Discover Financial Services spokeswoman Laura Gingiss said her company is aware of the breach reports and is monitoring accounts for suspicious activity. She said the card company "will reissue plastics as appropriate" and pointed out Discover customers have no liability for incidents of fraud.

Security sector response

Mark Bower, Vice President of Voltage Security Inc., said payment processors such as Global Payments have been a target of attacks for years. "If there's one industry that absolutely needs to adopt a data-centric security strategy to mitigate breach risk, it's the payments industry," he said. "And the writing is on the wall for those payment acquirers that don't.

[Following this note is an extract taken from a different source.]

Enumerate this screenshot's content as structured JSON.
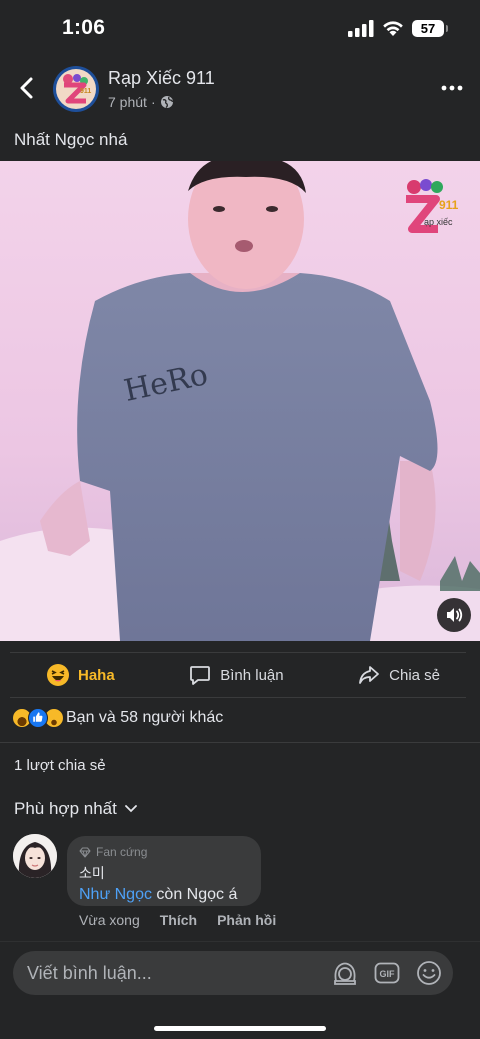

The PCI Council recognizes these risks, so it should be no surprise if an organization that relies on older perimeter security strategies is breached and lands on the front pages of newspapers."

Joe Levy, Chief Technology Officer for the security intelligence and analytics company Solera Networks, said, "It would not be surprising if the investigation slowly reveals that the breach involved techniques such as web application exploitation, maneuvering from a compromised public system into the internal systems and that the presence on the network was a longer-term than estimated.

"These tend to be common characteristics of these kinds of events. And it underscores the fact that perimeter defenses are imperfect and will almost always be breached by a sufficiently motivated adversary. It also illustrates the insufficiency of our current incident response practices."

A political perspective

The reports of the data breach brought a quick response from Congresswoman Mary Bono, R-Calif., Chair of the House Subcommittee on Commerce, Manufacturing and Trade. Bono is co-author of the pending Secure and Fortify Electronic (SAFE) Data Act. "You shouldn't have to cross your fingers and whisper a prayer when you type in a credit card number on your computer and hit 'Enter,'" she said.